I then got even more confused by the opening ceremony. I wasn’t planning on watching it because it cost £27 million and I was convinced it was going to make me angry on that basis alone. My wife insisted on watching it, though, so I ended up doing so too (incidentally, I’m only writing this because my wife is insisting on watching the gymnastics — a sport I don’t understand and dislike because it’s settled by judges). As far as these things go, I thought the opening ceremony was good. Where I got confused was I suddenly started liking it whole lot more because Toby Young, conservative MP and Nazi-themed stag do attendee Aiden Burley, and the Daily Mail all hated it because they thought it was left-wing, multi-cultural bull-shit. Basically, all the reasons I thought it was quite good (celebrating stuff like the NHS, it didn’t bang in about WWII, etc) are the reasons they hated it and I like it when Tories get the opportunity to show that a lot of them are elitist, racist idiots, rather than the progressive stuff (eg gay marriage) the PR guys would like to emphasise.

So, basically, I’ve ended up in the situation where I’m not sure what I think about the whole thing.
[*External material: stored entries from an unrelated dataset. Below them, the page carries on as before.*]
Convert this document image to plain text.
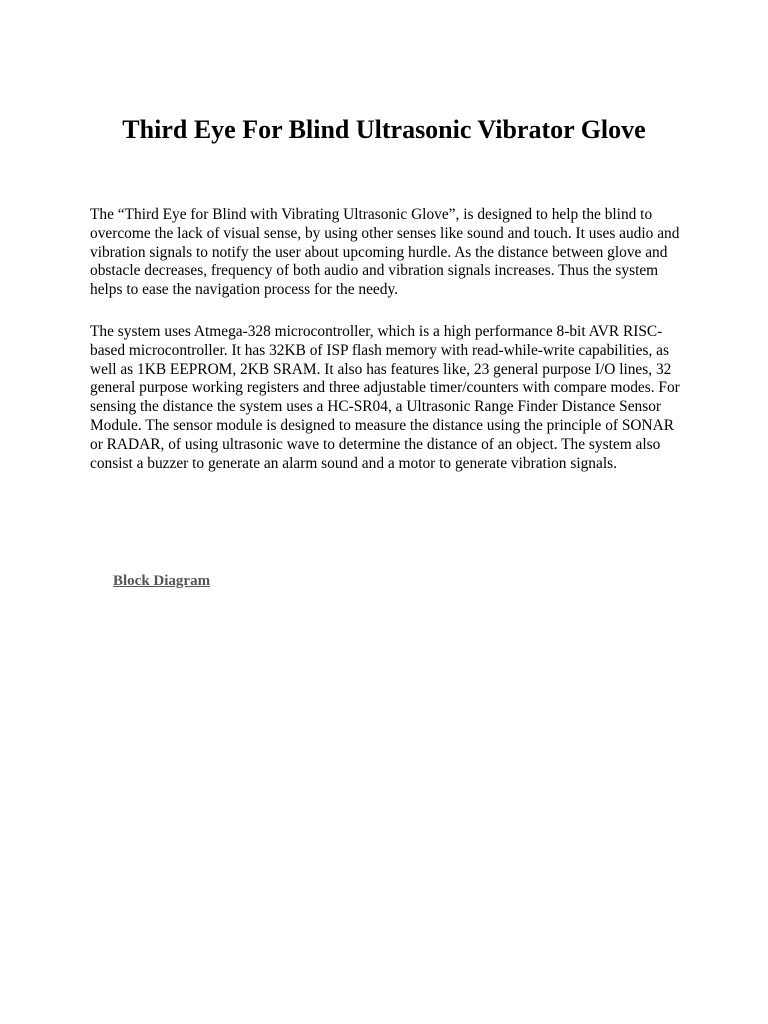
Third Eye For Blind Ultrasonic Vibrator Glove

The “Third Eye for Blind with Vibrating Ultrasonic Glove”, is designed to help the blind to overcome the lack of visual sense, by using other senses like sound and touch. It uses audio and vibration signals to notify the user about upcoming hurdle. As the distance between glove and obstacle decreases, frequency of both audio and vibration signals increases. Thus the system helps to ease the navigation process for the needy.

The system uses Atmega-328 microcontroller, which is a high performance 8-bit AVR RISC-based microcontroller. It has 32KB of ISP flash memory with read-while-write capabilities, as well as 1KB EEPROM, 2KB SRAM. It also has features like, 23 general purpose I/O lines, 32 general purpose working registers and three adjustable timer/counters with compare modes. For sensing the distance the system uses a HC-SR04, a Ultrasonic Range Finder Distance Sensor Module. The sensor module is designed to measure the distance using the principle of SONAR or RADAR, of using ultrasonic wave to determine the distance of an object. The system also consist a buzzer to generate an alarm sound and a motor to generate vibration signals.

Block Diagram
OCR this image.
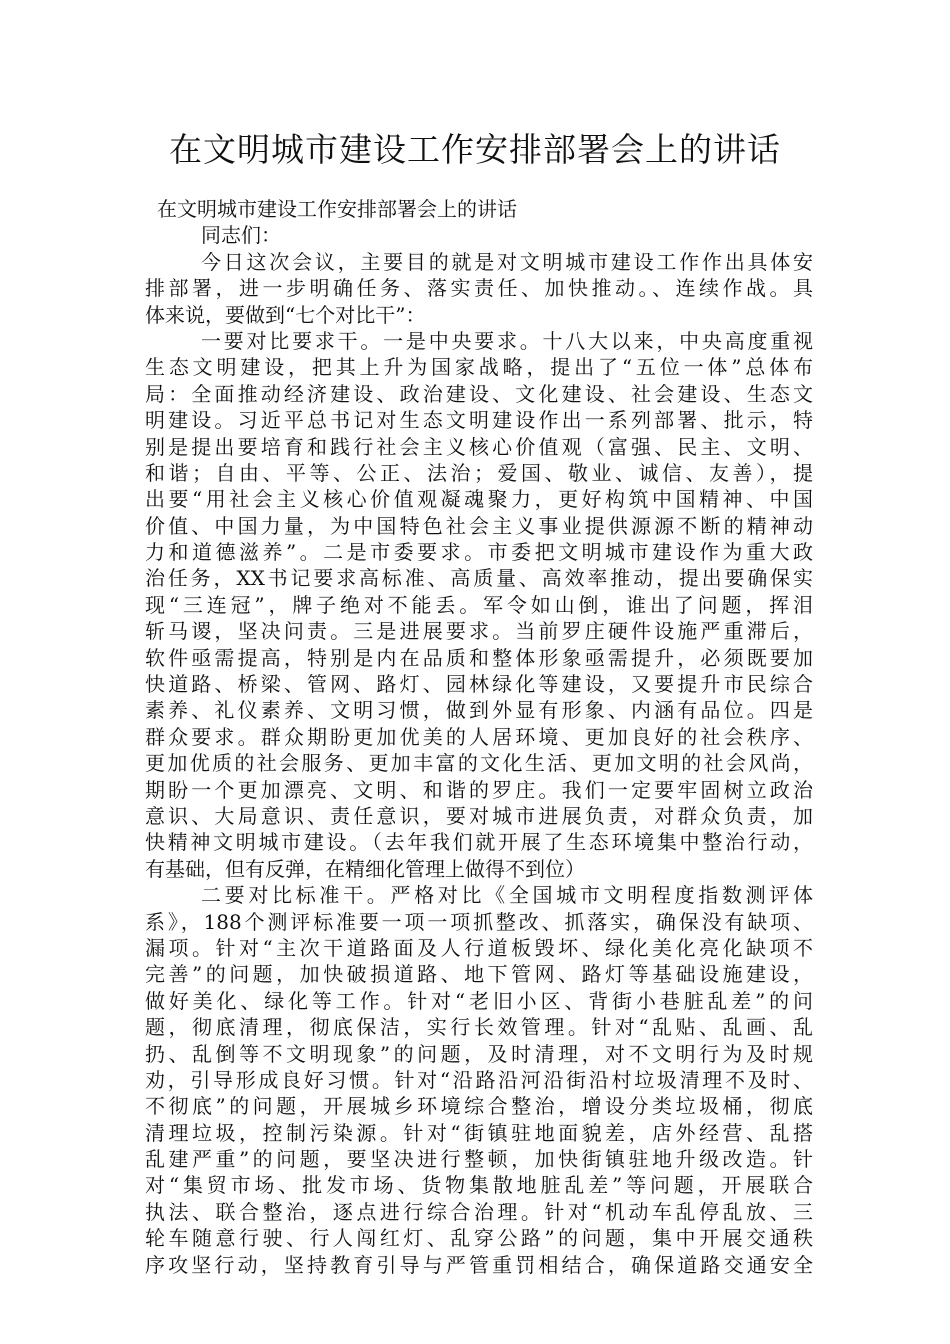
在文明城市建设工作安排部署会上的讲话
在文明城市建设工作安排部署会上的讲话
同志们：
今日这次会议，主要目的就是对文明城市建设工作作出具体安
排部署，进一步明确任务、落实责任、加快推动。、连续作战。具
体来说，要做到“七个对比干”：
一要对比要求干。一是中央要求。十八大以来，中央高度重视
生态文明建设，把其上升为国家战略，提出了“五位一体”总体布
局：全面推动经济建设、政治建设、文化建设、社会建设、生态文
明建设。习近平总书记对生态文明建设作出一系列部署、批示，特
别是提出要培育和践行社会主义核心价值观（富强、民主、文明、
和谐；自由、平等、公正、法治；爱国、敬业、诚信、友善），提
出要“用社会主义核心价值观凝魂聚力，更好构筑中国精神、中国
价值、中国力量，为中国特色社会主义事业提供源源不断的精神动
力和道德滋养”。二是市委要求。市委把文明城市建设作为重大政
治任务，XX书记要求高标准、高质量、高效率推动，提出要确保实
现“三连冠”，牌子绝对不能丢。军令如山倒，谁出了问题，挥泪
斩马谡，坚决问责。三是进展要求。当前罗庄硬件设施严重滞后，
软件亟需提高，特别是内在品质和整体形象亟需提升，必须既要加
快道路、桥梁、管网、路灯、园林绿化等建设，又要提升市民综合
素养、礼仪素养、文明习惯，做到外显有形象、内涵有品位。四是
群众要求。群众期盼更加优美的人居环境、更加良好的社会秩序、
更加优质的社会服务、更加丰富的文化生活、更加文明的社会风尚，
期盼一个更加漂亮、文明、和谐的罗庄。我们一定要牢固树立政治
意识、大局意识、责任意识，要对城市进展负责，对群众负责，加
快精神文明城市建设。（去年我们就开展了生态环境集中整治行动，
有基础，但有反弹，在精细化管理上做得不到位）
二要对比标准干。严格对比《全国城市文明程度指数测评体
系》，188个测评标准要一项一项抓整改、抓落实，确保没有缺项、
漏项。针对“主次干道路面及人行道板毁坏、绿化美化亮化缺项不
完善”的问题，加快破损道路、地下管网、路灯等基础设施建设，
做好美化、绿化等工作。针对“老旧小区、背街小巷脏乱差”的问
题，彻底清理，彻底保洁，实行长效管理。针对“乱贴、乱画、乱
扔、乱倒等不文明现象”的问题，及时清理，对不文明行为及时规
劝，引导形成良好习惯。针对“沿路沿河沿街沿村垃圾清理不及时、
不彻底”的问题，开展城乡环境综合整治，增设分类垃圾桶，彻底
清理垃圾，控制污染源。针对“街镇驻地面貌差，店外经营、乱搭
乱建严重”的问题，要坚决进行整顿，加快街镇驻地升级改造。针
对“集贸市场、批发市场、货物集散地脏乱差”等问题，开展联合
执法、联合整治，逐点进行综合治理。针对“机动车乱停乱放、三
轮车随意行驶、行人闯红灯、乱穿公路”的问题，集中开展交通秩
序攻坚行动，坚持教育引导与严管重罚相结合，确保道路交通安全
Luckily, I can forget about it for a while because the sport bit has started and it’s not really fair to detract from the fact that a lot of people who have made immense sacrifices are now getting their moment to do the thing they’ve spent donkeys years training for. Plus, I don’t really care about any of the Olympic sports so I can safely ignore most of it. The bit where I can switch back on is at the end when the sport has gone and we start to see what the legacy is. My suspicion is that there won’t be a particularly great legacy and the I can start hating the whole thing again.